Latitude: 52.5789 / 52°34'44"N
Longitude: -1.9867 / 1°59'12"W
OS Eastings: 400994
OS Northings: 297898
OS Grid: SP009978
Mapcode National: GBR 2D4.6F
Mapcode Global: WHBG1.GF4S
Plus Code: 9C4WH2H7+H8
Entry Name: Henry Boys Almshouses
Listing Date: 27 May 2005
Grade: II
Source: Historic England
Source ID: 1392786
English Heritage Legacy ID: 491898
ID on this website: 101392786
Location: Caldmore, Walsall, West Midlands, WS1
County: Walsall
Electoral Ward/Division: St Matthew's
Parish: Non Civil Parish
Built-Up Area: Walsall
Traditional County: Staffordshire
Lieutenancy Area (Ceremonial County): West Midlands
Church of England Parish: Walsall St Matthew
Church of England Diocese: Lichfield
Tagged with: Almshouse
WALSALL
1690/0/10051 WEDNESBURY ROAD
27-MAY-05 Henry Boys Almshouses
II
Group of 12 almshouses arranged around a 3-sided courtyard. 1887. F.E.F.Bailey. Red Flemish bond brick with painted and terracotta dressings and a plain tile and fishscale-tiled roof with decorative ridge tiles and finials. "Queen Anne" style. Single-storey; each house has 4 rooms opening off a central corridor and a rear wing containing a lavatory and coal-store. This latter was converted into a bathroom in 1976. All of the houses open from the courtyard front, or from each of the wings. Each house has 3 bays with a central 4-panel door with upper glazed panel having stained-glass quarries. These have segmental heads and keystones. To one side of each door are 2 paired windows with keystones and to the other side is a square bay window with triple light window and a hipped roof. The distribution of these elements [to right or left of the doorway] alternates according to the symmetrical arrangement of the whole.

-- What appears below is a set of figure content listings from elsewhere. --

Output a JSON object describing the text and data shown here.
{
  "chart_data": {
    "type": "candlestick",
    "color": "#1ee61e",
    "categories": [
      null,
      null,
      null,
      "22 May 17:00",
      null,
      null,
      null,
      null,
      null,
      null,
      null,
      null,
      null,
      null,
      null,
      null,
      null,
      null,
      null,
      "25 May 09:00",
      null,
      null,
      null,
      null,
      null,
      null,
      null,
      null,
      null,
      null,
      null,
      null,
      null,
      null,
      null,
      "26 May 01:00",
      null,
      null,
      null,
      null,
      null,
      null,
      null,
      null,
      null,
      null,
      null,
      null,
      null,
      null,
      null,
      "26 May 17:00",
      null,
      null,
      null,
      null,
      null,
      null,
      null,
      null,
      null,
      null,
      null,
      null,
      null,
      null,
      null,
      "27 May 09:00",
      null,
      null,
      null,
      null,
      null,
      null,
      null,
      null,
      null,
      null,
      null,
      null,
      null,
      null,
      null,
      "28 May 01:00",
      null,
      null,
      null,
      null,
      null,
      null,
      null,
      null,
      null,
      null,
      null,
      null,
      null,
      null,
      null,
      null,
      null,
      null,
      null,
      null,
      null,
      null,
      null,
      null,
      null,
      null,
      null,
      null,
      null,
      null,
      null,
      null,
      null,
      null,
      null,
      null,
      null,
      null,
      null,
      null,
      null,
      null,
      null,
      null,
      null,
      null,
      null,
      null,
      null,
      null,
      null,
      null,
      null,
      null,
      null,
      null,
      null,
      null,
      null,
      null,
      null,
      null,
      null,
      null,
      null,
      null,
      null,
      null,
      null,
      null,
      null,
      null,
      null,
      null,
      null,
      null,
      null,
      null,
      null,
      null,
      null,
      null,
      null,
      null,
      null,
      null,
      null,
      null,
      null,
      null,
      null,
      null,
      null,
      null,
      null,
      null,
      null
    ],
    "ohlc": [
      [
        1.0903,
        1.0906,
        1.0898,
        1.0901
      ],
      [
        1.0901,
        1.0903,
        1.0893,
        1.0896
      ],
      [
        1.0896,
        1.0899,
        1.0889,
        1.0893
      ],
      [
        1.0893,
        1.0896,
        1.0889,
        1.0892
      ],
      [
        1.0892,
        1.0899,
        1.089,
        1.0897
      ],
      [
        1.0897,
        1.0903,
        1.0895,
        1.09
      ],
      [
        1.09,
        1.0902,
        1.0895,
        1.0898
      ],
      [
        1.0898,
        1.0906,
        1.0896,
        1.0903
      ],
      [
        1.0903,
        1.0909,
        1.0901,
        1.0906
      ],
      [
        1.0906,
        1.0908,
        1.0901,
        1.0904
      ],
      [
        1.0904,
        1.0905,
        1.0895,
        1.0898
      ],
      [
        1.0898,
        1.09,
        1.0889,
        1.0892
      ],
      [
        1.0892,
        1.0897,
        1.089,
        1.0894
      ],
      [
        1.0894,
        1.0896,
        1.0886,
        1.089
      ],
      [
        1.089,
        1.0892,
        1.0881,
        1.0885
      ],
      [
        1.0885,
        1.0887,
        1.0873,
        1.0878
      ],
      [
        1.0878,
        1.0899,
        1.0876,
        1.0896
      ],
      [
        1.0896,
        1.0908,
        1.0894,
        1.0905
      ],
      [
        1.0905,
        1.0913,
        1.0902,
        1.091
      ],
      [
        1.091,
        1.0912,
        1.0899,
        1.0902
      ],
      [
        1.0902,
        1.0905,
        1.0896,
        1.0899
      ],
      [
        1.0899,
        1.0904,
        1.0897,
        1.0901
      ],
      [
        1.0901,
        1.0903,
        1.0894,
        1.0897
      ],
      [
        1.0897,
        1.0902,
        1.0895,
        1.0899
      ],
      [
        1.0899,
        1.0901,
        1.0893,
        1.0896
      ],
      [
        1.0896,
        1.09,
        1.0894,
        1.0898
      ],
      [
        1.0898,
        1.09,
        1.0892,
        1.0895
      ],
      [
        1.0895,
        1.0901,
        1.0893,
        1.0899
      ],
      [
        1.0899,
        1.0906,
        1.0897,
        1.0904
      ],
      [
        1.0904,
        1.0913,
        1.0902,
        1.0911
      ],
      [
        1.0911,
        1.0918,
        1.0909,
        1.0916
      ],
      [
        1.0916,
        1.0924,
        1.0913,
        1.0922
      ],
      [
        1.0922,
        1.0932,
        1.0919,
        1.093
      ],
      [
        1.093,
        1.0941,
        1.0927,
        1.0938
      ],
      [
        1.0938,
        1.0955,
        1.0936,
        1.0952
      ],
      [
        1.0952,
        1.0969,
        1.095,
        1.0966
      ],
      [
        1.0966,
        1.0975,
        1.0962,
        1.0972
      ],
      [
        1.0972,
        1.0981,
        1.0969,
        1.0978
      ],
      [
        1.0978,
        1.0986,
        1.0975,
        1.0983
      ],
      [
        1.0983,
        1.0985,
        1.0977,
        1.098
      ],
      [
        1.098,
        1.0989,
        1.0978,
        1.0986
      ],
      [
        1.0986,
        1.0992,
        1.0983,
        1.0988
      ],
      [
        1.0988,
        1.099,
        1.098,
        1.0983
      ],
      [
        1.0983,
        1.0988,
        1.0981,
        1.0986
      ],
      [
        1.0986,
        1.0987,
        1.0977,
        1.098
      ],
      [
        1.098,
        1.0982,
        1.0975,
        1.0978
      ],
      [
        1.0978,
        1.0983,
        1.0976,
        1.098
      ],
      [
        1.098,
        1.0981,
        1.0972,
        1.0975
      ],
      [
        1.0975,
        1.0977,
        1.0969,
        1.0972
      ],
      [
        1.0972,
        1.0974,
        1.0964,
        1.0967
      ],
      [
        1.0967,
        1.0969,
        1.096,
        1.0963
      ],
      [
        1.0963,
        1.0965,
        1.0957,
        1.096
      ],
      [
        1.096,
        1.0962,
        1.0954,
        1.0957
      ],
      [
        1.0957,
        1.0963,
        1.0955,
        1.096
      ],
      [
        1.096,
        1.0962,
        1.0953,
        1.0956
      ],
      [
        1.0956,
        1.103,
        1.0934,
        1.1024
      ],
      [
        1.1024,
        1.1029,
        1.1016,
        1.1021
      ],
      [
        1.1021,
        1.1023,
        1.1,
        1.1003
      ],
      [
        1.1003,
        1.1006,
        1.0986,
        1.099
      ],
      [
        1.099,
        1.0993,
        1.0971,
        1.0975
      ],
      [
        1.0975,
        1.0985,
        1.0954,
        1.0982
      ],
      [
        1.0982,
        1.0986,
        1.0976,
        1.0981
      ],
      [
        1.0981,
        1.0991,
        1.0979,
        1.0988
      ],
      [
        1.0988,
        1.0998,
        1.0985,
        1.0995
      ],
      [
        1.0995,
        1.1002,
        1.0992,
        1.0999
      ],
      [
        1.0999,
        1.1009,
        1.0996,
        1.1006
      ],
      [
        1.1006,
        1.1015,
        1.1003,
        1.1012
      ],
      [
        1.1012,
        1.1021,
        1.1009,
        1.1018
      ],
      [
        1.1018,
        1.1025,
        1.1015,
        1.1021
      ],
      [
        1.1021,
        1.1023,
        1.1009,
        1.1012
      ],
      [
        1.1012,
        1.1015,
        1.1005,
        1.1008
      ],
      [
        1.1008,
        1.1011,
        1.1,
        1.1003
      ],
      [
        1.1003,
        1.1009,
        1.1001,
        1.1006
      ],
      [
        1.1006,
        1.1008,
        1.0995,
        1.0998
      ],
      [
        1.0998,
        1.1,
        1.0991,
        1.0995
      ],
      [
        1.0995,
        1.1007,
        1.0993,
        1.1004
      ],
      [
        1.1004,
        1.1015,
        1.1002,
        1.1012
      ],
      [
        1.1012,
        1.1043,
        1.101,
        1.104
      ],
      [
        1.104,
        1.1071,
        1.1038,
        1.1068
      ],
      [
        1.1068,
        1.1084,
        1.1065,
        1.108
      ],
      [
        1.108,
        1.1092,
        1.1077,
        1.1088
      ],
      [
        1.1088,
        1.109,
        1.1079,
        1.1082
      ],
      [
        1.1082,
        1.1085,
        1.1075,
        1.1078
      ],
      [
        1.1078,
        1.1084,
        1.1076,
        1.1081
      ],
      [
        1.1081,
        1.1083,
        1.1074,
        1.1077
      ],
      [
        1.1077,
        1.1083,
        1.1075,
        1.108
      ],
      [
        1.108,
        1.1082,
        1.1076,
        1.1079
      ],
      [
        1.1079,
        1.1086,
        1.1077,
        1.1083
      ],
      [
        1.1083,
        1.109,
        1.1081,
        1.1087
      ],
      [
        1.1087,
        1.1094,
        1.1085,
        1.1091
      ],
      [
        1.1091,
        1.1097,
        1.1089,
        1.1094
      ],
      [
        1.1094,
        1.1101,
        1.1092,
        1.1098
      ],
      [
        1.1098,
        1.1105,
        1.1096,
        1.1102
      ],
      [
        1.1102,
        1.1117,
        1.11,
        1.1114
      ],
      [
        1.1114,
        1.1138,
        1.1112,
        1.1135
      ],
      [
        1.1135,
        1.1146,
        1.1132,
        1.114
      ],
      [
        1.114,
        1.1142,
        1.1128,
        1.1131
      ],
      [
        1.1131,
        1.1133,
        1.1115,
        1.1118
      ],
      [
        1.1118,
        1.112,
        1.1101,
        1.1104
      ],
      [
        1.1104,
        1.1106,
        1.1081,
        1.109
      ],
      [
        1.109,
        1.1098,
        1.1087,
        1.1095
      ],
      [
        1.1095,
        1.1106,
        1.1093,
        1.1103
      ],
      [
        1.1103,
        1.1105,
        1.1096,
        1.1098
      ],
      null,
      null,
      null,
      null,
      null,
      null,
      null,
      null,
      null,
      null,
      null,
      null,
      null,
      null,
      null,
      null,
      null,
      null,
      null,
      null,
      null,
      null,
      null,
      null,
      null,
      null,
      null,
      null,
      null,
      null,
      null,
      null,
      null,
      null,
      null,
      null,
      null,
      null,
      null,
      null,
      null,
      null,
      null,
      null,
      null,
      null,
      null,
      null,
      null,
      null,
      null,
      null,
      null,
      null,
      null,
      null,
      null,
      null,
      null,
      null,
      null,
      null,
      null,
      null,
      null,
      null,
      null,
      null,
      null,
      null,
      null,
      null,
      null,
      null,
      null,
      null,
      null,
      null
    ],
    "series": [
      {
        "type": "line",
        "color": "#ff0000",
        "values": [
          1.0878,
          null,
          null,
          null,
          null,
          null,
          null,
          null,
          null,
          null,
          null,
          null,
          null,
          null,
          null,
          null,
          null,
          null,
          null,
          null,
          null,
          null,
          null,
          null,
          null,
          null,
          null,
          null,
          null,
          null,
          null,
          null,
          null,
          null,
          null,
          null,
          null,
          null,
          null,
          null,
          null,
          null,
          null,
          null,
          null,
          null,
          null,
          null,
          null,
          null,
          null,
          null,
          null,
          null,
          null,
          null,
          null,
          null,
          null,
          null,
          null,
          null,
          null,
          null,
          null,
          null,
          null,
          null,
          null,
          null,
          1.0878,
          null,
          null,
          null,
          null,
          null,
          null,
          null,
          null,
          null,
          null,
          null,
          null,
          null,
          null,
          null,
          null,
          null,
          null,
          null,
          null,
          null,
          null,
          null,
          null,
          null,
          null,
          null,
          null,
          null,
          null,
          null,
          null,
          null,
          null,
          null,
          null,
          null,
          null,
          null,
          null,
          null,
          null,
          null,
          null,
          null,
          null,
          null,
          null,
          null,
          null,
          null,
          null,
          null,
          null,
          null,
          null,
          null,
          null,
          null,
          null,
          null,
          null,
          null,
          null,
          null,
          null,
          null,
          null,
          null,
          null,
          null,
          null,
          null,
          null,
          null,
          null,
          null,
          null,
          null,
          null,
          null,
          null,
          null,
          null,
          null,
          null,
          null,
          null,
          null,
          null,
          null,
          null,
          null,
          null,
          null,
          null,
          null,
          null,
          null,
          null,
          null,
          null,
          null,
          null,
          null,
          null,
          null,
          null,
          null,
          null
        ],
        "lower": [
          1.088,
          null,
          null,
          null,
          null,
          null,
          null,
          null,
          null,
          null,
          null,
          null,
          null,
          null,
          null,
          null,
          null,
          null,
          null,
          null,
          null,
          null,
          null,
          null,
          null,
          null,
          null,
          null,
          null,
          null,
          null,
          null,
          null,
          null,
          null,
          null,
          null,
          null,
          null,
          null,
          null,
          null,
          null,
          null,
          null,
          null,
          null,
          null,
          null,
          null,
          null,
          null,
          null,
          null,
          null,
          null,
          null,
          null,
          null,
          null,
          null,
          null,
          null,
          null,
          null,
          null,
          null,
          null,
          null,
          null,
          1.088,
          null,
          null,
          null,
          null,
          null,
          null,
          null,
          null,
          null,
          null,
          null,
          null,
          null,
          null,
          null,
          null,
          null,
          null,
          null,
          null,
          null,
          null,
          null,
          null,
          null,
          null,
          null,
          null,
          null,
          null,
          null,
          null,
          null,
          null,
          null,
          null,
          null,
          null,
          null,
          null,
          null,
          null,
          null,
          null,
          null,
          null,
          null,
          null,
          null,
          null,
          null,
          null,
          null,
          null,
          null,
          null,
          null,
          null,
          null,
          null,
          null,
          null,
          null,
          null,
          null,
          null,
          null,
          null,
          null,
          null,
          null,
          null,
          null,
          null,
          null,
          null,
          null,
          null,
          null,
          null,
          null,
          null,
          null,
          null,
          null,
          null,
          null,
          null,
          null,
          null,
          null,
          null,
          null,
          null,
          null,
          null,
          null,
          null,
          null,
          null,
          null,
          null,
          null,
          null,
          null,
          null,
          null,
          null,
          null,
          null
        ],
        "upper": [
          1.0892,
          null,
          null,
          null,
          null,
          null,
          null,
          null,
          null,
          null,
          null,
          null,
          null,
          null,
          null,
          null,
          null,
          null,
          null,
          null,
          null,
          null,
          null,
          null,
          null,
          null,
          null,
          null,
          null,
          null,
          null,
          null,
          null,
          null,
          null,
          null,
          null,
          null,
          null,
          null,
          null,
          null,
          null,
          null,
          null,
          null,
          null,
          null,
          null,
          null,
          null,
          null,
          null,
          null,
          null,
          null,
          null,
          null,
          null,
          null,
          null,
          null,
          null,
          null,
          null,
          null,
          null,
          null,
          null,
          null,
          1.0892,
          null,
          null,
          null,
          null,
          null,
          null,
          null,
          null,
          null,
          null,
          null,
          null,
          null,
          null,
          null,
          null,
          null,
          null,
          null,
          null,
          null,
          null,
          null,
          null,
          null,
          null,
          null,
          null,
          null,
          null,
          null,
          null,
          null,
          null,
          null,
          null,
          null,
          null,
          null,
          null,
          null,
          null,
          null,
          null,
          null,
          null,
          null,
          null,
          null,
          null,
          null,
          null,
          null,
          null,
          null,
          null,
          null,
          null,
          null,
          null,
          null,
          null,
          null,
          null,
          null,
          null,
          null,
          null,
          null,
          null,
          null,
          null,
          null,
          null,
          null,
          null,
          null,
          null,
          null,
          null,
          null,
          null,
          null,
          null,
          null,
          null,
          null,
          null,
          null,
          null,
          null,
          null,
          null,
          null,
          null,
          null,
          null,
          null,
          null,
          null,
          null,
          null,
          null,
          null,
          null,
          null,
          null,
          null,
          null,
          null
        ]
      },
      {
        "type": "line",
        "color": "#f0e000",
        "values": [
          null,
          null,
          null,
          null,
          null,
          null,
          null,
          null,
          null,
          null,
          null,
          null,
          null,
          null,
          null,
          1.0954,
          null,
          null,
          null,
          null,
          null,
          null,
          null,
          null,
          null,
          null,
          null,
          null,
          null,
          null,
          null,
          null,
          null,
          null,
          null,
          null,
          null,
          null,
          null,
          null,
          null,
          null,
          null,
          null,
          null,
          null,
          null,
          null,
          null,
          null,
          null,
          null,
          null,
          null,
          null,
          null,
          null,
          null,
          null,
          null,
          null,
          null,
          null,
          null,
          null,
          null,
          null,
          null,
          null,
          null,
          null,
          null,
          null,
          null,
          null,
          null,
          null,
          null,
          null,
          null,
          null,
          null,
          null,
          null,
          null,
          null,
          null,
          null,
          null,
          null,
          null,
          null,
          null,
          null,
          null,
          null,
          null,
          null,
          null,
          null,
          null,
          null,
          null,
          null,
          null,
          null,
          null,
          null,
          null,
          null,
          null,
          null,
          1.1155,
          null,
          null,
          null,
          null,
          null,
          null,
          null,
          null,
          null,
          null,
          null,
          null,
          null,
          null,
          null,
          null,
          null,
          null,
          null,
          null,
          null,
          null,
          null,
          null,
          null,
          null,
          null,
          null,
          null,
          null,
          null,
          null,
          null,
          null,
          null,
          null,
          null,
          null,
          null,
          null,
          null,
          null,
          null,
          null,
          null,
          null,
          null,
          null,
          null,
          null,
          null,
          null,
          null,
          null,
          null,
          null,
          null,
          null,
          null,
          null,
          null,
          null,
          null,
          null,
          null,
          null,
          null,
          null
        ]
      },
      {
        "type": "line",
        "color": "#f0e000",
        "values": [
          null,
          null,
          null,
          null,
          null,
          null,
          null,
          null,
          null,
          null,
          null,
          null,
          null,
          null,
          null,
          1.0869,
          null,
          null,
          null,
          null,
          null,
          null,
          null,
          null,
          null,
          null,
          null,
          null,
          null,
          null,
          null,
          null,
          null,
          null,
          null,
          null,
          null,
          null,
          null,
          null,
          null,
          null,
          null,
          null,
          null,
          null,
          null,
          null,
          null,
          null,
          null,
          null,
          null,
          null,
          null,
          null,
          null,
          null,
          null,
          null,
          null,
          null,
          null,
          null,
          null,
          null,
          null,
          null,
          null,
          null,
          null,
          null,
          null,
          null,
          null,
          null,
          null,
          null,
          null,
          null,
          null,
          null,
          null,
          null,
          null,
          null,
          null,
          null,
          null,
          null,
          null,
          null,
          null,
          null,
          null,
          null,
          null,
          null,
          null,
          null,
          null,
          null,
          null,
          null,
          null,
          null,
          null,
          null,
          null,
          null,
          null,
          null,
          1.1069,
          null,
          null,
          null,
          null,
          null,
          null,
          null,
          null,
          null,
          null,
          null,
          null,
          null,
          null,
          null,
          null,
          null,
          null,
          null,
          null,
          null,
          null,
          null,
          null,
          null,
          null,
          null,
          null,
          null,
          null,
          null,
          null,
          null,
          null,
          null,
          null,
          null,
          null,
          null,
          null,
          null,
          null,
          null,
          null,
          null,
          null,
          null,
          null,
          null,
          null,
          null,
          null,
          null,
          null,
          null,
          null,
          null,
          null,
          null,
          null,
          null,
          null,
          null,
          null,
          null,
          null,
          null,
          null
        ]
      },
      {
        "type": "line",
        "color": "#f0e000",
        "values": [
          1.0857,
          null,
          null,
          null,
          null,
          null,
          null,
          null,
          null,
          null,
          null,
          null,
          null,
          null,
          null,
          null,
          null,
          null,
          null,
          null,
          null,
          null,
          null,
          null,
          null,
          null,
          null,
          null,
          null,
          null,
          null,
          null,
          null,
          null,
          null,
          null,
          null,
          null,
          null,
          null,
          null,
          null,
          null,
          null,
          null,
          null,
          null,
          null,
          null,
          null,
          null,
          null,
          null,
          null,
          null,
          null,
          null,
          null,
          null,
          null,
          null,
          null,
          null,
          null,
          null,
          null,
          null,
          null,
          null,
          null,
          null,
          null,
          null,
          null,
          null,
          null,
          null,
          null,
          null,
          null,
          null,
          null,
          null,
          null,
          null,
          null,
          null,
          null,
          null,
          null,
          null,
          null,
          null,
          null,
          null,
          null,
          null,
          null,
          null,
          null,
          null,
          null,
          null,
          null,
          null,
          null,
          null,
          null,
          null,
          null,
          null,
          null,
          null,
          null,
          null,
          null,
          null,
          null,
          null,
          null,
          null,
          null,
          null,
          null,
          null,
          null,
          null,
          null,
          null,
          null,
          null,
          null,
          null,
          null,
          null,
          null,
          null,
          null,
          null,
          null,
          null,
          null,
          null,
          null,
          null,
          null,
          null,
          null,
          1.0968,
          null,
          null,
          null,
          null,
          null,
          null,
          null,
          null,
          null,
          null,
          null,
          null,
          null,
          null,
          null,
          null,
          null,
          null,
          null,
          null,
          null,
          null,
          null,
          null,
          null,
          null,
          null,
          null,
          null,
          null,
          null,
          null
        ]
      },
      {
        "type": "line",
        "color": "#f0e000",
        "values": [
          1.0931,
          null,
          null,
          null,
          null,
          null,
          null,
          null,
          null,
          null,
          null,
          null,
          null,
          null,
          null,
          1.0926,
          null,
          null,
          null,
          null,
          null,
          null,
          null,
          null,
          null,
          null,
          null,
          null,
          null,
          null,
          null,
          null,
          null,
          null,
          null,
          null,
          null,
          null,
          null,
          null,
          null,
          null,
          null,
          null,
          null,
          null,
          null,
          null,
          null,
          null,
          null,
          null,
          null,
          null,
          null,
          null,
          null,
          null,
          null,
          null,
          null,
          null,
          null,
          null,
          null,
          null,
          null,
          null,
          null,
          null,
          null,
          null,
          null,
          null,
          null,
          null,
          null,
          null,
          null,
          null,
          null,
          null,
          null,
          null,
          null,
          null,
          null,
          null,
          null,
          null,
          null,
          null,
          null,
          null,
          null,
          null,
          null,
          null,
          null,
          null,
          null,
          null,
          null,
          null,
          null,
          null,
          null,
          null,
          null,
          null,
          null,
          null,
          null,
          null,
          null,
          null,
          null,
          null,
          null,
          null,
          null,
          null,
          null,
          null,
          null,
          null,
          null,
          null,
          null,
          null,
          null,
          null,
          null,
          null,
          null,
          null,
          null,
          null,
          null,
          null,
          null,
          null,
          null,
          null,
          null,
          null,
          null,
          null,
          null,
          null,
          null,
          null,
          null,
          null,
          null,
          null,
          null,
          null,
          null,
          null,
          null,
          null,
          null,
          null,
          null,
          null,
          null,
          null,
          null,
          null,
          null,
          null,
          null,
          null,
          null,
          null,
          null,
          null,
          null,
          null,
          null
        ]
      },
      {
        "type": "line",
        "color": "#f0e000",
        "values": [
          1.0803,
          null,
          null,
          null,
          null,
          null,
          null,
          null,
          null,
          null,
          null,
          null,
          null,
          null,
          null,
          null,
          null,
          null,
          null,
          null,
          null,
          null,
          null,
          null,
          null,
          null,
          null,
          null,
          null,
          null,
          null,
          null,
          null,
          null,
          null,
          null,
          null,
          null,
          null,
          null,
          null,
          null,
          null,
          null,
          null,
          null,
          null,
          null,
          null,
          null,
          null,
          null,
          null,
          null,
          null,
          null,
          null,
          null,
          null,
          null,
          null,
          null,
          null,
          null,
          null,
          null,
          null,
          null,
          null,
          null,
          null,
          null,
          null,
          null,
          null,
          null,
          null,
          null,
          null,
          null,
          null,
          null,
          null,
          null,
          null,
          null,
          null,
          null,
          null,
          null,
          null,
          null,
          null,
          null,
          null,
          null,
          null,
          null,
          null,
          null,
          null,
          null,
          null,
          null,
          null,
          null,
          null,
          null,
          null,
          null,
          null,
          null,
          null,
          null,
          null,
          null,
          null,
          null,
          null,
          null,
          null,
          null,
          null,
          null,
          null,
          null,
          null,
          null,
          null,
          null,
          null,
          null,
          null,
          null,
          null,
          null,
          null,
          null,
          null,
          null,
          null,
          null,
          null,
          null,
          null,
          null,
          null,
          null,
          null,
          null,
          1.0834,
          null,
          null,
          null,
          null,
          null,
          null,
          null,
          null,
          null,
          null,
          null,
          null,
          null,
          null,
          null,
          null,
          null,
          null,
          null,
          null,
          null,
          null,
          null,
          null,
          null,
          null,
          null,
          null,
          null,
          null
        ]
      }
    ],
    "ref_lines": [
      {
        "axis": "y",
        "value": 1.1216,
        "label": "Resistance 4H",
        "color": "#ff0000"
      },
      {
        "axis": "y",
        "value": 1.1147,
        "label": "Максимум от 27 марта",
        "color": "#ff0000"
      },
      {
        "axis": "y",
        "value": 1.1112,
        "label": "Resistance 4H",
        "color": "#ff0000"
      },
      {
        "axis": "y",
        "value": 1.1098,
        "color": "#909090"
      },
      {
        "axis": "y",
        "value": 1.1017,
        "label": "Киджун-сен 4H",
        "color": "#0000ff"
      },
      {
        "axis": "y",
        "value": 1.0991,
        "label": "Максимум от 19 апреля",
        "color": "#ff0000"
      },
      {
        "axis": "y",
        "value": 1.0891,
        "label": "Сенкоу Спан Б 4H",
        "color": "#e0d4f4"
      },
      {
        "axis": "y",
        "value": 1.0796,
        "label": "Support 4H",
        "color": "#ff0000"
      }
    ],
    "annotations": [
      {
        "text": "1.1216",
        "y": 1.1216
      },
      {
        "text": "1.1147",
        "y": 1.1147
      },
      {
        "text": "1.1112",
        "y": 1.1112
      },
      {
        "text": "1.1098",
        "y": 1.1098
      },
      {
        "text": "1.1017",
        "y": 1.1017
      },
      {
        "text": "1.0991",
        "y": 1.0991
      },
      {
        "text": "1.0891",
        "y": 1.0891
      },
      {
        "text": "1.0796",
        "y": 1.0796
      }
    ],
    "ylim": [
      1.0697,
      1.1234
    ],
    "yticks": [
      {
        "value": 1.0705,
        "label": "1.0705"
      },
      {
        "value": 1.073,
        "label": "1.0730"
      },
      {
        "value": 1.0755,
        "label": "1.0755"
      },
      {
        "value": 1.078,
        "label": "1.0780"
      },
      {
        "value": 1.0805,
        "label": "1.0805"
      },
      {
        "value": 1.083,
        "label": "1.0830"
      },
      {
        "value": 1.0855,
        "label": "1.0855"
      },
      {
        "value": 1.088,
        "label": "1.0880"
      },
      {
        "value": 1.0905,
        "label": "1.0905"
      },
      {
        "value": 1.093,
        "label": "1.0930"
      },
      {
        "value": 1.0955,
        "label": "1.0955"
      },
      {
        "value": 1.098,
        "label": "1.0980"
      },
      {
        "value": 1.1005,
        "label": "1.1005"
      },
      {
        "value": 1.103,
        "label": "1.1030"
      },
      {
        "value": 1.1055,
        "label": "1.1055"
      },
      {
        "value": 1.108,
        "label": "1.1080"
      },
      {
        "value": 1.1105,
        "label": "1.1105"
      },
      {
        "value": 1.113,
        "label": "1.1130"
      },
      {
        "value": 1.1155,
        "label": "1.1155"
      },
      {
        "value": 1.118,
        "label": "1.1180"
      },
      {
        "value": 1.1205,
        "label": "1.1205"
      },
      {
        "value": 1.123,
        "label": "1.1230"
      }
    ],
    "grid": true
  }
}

At the centre is a gable above two joined square bay windows with an armigerous overthrow to the apex with supporters above a rectangular panel which reads; "THESE ALMSHOUSES / WERE ERECTED AND ENDOWED BY / HENRY BOYS / A.D.1886". At either side of this centrepiece and in the projecting wings are set the 12 almshouses and the pattern is uniform except to the 2 ends of the projecting wings which each have a central door of the established pattern with an open pedimental surround, supported on brackets. At either side are projecting square bays with 3-light windows which are crowned by gables which have a cartouche at centre which bears the entwined initials H and B.
Interior: Each house has a central passage with a tiled floor and some retain the fitted cupboards to the side ot the hearth in the living room and the cast iron hearths. The former lavatories and coal stores to the rear wings were all converted in 1976 to provide bathrooms and much of the rear fenestration was altered and replaced at that time and since.
History: The Victoria County History for Staffordshire records "By deed of 1887 Henry Boys, a Walsall brick manufacturer, settled in trust twelve alms houses on the corner of Wednesbury Road and Tasker Street with an endowment of £4,000. There were to be 24 inmates, aged over sixty, sober, and industrious; each house was to be occupied by a married couple or by two single persons of the same sex. No clergyman of any sect was to be a trustee. By his will, proved in 1894, Boys left a further endowment of £4,000."
This group of almshouses is designed by a notable local architect, F.E.F.Bailey, and survives in a largely-original and complete condition. Its luxurious use of brick and terracotta decoration served as an advertisement for Henry Boys stock in trade and it's retention of fragile elements such as finials and ridge tiles and a complete set of original front doors is remarkable.